5. Il ressort des pièces du dossier que M. E a épousé le 27 juillet 2017 une ressortissante française. Toutefois, en se bornant à produire des avis d'imposition au titre de 2019, 2020 et 2021, des avis d'échéance de loyer de 2022 ainsi qu'une attestation EDF de juin 2022, et alors qu'il ressort des pièces du dossier que d'une part son épouse a déposé plainte contre lui en septembre 2019 pour violences et viol, et que d'autre part lors de sa demande de titre de séjour en 2020, il a déclaré ne pas prétendre à la délivrance d'un titre de séjour en qualité de conjoint de Français car son épouse ne souhaitait pas l'accompagner dans ses démarches, le requérant ne conteste pas utilement les allégations du préfet des Hauts-de-Seine selon lesquelles aucune communauté de vie effective avec son épouse n'existait à la date de la décision attaquée. Dès lors, le moyen tiré de la méconnaissance de l'article L. 611-3 du code de l'entrée et du séjour des étrangers et du droit d'asile doit être écarté.
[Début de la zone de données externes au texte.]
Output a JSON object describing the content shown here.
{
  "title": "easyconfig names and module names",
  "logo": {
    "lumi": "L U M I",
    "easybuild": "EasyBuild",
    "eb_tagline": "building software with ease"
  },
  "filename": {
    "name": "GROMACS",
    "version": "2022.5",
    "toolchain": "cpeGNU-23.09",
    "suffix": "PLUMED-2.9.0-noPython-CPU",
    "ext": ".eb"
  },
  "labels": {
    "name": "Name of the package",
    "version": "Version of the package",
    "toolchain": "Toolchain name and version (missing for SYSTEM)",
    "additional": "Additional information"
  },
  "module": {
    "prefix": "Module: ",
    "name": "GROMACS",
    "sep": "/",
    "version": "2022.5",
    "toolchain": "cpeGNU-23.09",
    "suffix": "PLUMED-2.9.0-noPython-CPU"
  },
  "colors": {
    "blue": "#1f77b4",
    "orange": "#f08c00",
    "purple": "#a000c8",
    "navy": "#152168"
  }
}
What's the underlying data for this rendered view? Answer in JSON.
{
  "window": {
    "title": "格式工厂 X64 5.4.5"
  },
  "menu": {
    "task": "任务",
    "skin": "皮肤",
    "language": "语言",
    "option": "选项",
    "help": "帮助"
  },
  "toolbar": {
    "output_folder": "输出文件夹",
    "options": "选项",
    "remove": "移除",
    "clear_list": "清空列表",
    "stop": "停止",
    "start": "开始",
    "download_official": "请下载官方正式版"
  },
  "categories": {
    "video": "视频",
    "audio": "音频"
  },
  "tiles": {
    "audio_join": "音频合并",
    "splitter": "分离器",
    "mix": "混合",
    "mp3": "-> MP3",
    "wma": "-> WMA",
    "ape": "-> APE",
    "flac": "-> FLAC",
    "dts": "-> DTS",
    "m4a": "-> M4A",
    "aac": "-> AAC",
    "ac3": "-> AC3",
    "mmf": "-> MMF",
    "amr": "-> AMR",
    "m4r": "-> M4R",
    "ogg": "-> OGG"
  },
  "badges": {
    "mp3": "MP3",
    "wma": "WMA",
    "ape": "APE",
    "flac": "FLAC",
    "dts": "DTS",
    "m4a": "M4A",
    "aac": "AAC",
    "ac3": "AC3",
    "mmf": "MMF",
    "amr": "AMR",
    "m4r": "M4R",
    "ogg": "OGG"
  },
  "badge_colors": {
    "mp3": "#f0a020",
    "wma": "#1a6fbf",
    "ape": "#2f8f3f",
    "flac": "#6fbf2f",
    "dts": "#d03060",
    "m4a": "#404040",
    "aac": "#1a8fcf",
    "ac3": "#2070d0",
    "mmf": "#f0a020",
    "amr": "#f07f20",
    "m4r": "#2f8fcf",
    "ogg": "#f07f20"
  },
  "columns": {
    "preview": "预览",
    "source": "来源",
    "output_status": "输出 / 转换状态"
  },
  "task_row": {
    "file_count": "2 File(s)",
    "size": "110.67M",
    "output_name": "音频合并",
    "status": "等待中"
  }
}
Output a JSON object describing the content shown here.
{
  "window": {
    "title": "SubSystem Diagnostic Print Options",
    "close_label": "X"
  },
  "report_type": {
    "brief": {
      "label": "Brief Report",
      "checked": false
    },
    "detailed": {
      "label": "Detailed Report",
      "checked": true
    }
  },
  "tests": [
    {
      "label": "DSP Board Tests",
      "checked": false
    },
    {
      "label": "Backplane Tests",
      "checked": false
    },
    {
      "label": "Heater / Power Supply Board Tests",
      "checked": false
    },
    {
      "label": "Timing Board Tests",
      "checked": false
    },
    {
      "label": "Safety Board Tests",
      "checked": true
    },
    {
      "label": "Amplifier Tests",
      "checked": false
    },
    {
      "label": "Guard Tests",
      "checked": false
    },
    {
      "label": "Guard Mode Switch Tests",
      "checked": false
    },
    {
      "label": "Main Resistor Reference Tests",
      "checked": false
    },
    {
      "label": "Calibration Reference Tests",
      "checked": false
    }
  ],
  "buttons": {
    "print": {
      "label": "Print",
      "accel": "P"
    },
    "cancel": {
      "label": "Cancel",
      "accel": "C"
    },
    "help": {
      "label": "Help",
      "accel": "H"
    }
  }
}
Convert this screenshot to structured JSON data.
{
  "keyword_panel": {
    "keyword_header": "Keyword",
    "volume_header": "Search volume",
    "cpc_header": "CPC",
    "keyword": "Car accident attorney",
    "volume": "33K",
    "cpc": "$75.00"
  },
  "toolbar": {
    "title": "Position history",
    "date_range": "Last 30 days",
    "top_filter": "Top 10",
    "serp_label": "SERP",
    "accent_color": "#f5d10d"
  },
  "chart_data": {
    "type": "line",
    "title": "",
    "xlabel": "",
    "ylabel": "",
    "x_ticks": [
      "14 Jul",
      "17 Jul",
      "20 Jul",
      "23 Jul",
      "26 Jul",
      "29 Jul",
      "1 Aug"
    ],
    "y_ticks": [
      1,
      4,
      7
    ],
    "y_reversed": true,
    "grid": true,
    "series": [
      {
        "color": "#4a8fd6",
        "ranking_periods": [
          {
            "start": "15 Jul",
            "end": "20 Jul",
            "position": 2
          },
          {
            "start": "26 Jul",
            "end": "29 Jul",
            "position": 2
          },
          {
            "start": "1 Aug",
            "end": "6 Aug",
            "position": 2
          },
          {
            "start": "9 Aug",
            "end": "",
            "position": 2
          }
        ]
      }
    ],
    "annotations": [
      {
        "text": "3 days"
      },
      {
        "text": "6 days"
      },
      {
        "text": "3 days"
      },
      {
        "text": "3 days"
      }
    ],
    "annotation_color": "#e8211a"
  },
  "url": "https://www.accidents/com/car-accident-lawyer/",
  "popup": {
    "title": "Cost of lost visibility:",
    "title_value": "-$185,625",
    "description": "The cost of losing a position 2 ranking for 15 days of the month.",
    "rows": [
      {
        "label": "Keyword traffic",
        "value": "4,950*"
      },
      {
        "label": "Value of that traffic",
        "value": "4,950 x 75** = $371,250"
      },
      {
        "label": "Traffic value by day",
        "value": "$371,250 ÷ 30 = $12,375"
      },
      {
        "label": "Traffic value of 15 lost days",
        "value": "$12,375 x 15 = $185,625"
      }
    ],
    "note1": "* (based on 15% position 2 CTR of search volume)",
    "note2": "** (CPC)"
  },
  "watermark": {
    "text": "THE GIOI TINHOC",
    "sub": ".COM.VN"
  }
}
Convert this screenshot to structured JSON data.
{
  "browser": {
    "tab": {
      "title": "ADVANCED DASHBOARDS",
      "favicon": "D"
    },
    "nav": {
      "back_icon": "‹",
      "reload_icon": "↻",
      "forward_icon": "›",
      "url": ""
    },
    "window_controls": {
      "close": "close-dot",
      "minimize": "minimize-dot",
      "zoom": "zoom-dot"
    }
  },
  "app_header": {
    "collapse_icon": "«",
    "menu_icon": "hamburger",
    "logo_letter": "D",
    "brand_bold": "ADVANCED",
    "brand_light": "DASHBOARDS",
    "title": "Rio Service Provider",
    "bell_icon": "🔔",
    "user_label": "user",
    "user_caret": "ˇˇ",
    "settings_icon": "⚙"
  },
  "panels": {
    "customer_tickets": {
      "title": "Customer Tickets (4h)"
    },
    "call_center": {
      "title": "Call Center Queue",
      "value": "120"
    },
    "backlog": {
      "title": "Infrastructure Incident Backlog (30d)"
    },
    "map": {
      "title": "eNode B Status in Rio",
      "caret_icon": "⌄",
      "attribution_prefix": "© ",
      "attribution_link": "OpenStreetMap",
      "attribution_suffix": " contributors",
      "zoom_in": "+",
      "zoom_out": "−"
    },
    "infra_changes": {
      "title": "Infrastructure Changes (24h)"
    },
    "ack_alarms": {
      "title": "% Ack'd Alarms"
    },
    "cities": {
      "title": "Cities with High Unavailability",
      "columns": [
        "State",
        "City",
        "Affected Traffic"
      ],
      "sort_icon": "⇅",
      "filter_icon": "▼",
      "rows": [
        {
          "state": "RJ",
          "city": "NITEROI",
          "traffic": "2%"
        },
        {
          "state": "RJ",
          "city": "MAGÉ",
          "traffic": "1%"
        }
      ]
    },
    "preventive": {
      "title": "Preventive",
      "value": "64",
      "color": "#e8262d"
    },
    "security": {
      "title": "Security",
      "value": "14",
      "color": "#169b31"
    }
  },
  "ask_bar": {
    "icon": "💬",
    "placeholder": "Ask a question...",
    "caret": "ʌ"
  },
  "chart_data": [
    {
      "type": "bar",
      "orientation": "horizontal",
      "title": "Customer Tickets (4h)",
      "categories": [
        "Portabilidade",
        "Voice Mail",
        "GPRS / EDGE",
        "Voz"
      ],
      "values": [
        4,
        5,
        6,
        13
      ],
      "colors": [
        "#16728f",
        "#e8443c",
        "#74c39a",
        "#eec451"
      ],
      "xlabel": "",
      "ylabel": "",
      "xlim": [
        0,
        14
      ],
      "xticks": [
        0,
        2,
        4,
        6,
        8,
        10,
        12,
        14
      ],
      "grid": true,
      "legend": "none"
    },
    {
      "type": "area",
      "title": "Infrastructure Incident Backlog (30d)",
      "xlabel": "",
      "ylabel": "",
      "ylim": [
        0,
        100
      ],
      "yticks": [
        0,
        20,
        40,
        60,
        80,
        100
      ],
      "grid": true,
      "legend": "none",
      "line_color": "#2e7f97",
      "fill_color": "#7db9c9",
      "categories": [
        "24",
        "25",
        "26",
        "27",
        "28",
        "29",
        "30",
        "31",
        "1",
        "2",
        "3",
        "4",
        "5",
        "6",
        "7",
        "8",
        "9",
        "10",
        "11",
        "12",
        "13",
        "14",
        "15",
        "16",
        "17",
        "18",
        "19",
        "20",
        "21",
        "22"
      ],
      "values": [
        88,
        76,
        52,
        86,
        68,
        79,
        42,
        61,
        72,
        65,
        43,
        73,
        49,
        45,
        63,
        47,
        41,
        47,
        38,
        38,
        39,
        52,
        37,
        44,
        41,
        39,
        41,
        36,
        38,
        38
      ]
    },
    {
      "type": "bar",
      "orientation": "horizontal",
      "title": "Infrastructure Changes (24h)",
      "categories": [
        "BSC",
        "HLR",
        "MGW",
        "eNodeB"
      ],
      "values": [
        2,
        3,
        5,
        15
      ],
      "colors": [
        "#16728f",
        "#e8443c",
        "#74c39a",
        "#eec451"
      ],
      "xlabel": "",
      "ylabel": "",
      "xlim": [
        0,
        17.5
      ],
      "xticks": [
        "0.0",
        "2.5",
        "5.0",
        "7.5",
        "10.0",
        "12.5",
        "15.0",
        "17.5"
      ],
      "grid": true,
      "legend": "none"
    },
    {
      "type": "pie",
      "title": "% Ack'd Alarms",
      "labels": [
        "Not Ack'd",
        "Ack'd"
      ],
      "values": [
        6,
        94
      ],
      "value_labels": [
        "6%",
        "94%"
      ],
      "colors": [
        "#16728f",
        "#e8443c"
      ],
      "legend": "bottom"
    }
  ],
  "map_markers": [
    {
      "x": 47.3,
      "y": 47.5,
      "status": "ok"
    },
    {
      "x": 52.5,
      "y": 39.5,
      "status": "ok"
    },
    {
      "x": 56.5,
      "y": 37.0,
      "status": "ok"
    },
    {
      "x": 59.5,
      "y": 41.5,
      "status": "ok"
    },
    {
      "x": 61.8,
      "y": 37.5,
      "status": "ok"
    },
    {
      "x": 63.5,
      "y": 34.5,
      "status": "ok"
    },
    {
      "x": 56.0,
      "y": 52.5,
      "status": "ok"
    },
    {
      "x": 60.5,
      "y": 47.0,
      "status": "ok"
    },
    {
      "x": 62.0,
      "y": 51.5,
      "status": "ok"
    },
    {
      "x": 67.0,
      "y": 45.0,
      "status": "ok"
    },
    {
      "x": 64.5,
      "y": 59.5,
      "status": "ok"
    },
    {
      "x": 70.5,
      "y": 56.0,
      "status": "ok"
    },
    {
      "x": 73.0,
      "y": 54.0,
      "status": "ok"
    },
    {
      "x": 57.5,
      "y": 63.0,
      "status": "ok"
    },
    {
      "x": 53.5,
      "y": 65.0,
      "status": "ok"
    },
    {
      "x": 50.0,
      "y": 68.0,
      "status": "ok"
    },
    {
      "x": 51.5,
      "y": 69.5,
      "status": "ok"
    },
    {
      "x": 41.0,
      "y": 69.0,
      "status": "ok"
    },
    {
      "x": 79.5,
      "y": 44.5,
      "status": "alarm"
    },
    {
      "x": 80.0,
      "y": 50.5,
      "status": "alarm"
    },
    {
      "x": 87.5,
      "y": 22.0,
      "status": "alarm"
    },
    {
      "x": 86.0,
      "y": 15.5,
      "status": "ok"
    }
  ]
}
6. En second lieu, aux termes de l'article 8 de la convention européenne de sauvegarde des droits de l'homme et des libertés fondamentales : " Toute personne a droit au respect de sa vie privée et familiale, de son domicile et de sa correspondance () ".
7. Ainsi qu'il a été dit au point 5, M. E, sans enfant à charge, n'établit pas la réalité de la communauté de vie avec son épouse. Par ailleurs, il n'établit pas, ni même n'allègue, être dépourvu de toute attache familiale dans son pays d'origine où il a vécu au moins jusqu'à l'âge de quarante-et-un ans. Dans ces circonstances, il ne ressort pas des pièces du dossier que le préfet des Hauts-de-Seine aurait, en faisant à M. E obligation de quitter le territoire français, porté à son droit au respect de sa vie privée et familiale une atteinte disproportionnée aux buts en vues desquels cette décision a été prise. Par suite, les moyens tirés de la méconnaissance des stipulations de l'article 8 de la convention européenne de sauvegarde des droits de l'homme et des libertés fondamentales et de l'erreur manifeste d'appréciation doivent être écarté.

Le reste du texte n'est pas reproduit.